Right now, the questions facing Doc Rivers, Blake Griffin, and DeAndre Jordan are plentiful, and the answers number too few. Starting point guard and defensive stalwart Patrick Beverley returned from a two-game injury-related absence but couldn’t stem the cavalcade of badness that is quickly defining this team.
Every run of Clippers competence was answered and overcome by a Knicks counter. The Clippers sank 4 threes in the opening four minutes. An 8-0 Knicks run spoiled the rhythm. The young and novel bench mob brought energy that sparked a period of positive play straddling the first and second quarters. A 10-0 New York tide handled the uprising. A 15-0 Clipper riposte brought the game within 2 in the heart of the third quarter, but a 12-0 Knicks run ballooned to one of 17-2 and LA never saw the game again.
And, if there was ever a game to steal with B-grade stuff, this might have been one. The Knicks kept pace with the Clippers’ sloppiness with 14 first-half turnovers and 22 overall, and neither team succeeded in finding the painted area very often — the two squads combined to score fewer than 70 points inside.

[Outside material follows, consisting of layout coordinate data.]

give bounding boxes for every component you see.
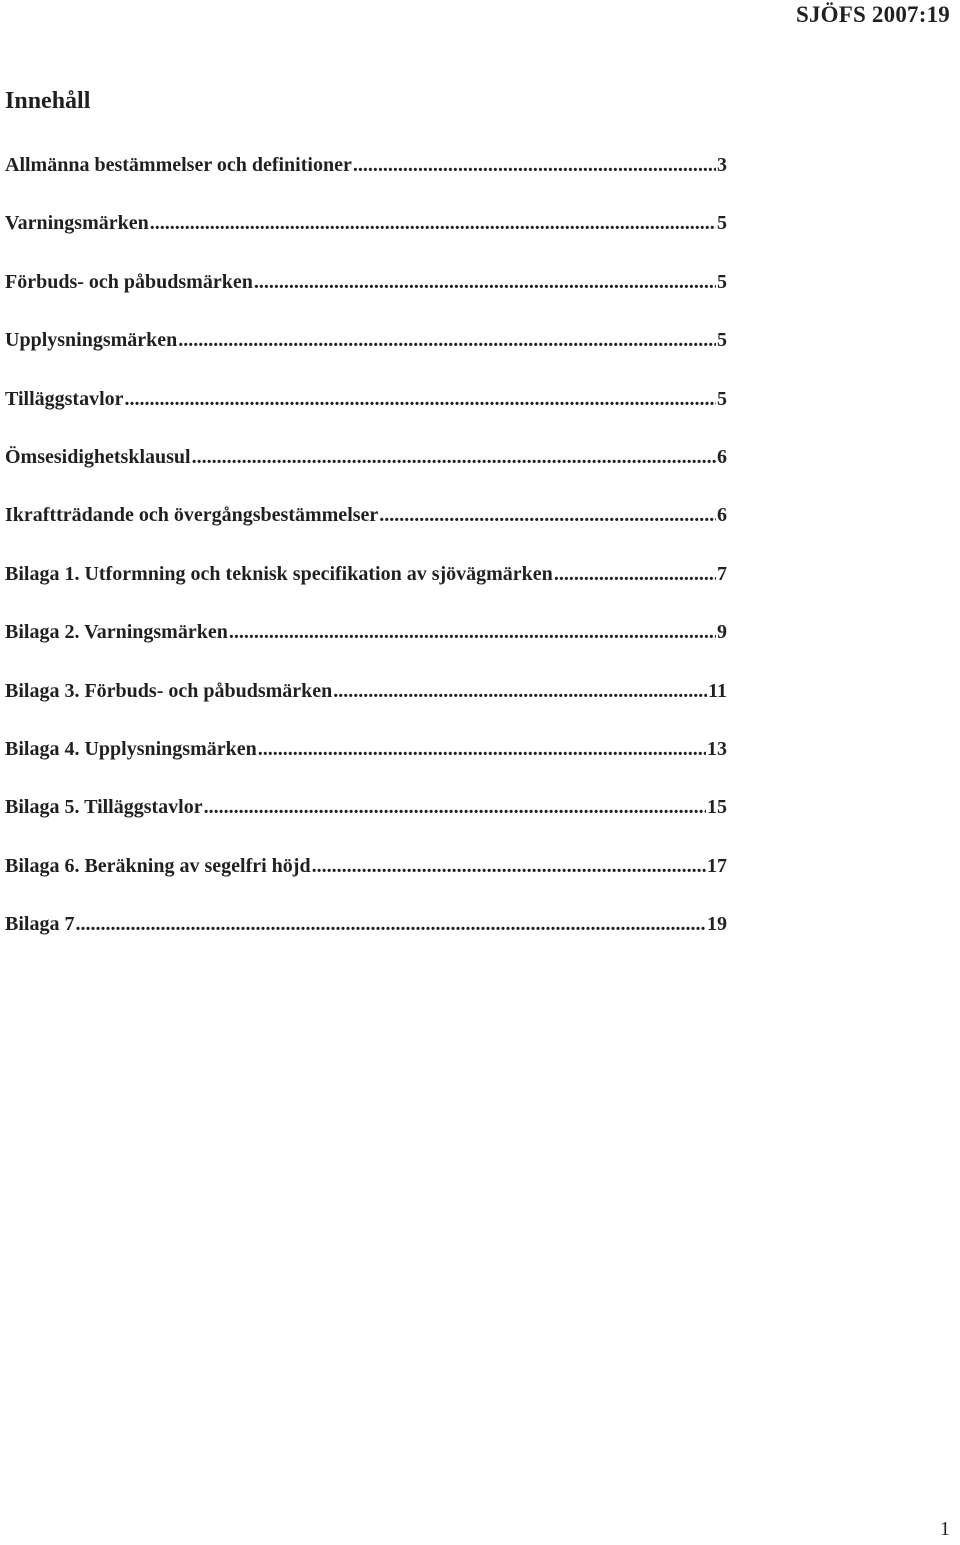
toc-entry[interactable]	[5, 504, 727, 562]
toc-entry-page: 5	[717, 329, 727, 352]
toc-entry-page: 5	[717, 212, 727, 235]
toc-entry[interactable]	[5, 563, 727, 621]
dot-leader	[204, 796, 706, 819]
toc-entry[interactable]	[5, 913, 727, 971]
dot-leader	[554, 563, 716, 586]
toc-entry[interactable]	[5, 855, 727, 913]
toc-entry-label: Upplysningsmärken	[5, 329, 178, 352]
toc-entry-label: Bilaga 7	[5, 913, 75, 936]
toc-entry-label: Tilläggstavlor	[5, 387, 124, 410]
toc-entry-page: 5	[717, 387, 727, 410]
dot-leader	[333, 680, 707, 703]
toc-entry-label: Förbuds- och påbudsmärken	[5, 270, 253, 293]
toc-entry-page: 15	[707, 796, 727, 819]
dot-leader	[353, 154, 716, 177]
toc-entry-page: 17	[707, 854, 727, 877]
toc-entry[interactable]	[5, 446, 727, 504]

This game was ugly, often boring, and the kind of sluggish, drawn-out affair that can spell trouble for the home team. New York monster Kristaps Porzingis scored “only” 25 points, converting just 2 of his 7 three-point attempts and 7 of 20 overall. Enes Kanter pulled down 6 offensive rebounds (16 overall) and exchanged them for just 12 total points. Tim Hardaway Jr. wasn’t a ball of hot fire. He scored a respectable 13 and missed all but one of his long tries.
The Clippers were simply worse. Porzingis’ arms stretched beyond the skyline and blotted out Blake Griffin. Blake scored 21 points but needed 17 shots to do it. DeAndre, Wes Johnson, and Willie Reed -- yes, Willie Reed -- were the only Clippers to achieve double digits in scoring, and each did it just barely. Lou Williams finally struggled, finishing with just 8 points and 2 assists.
Milos Teodosic and Danilo Gallinari may represent the fix, but the playoff threshold is galloping away while those two remain sidelined. In the meantime, the starters need to match the intensity of their reserves. For the first time in a long time, it’s the starting unit that’s failing to hold its end down. Blake, DeAndre, and Austin Rivers each finished worse than minus-20, with primary sub and complementary starter Lou WIlliams a team-worst minus-29.
This streak will end eventually. The schedule brings good tidings and the Hawks, Kings, and Lakers. But in order for it to end, the Clippers will need to realize why the streak ever happened at all.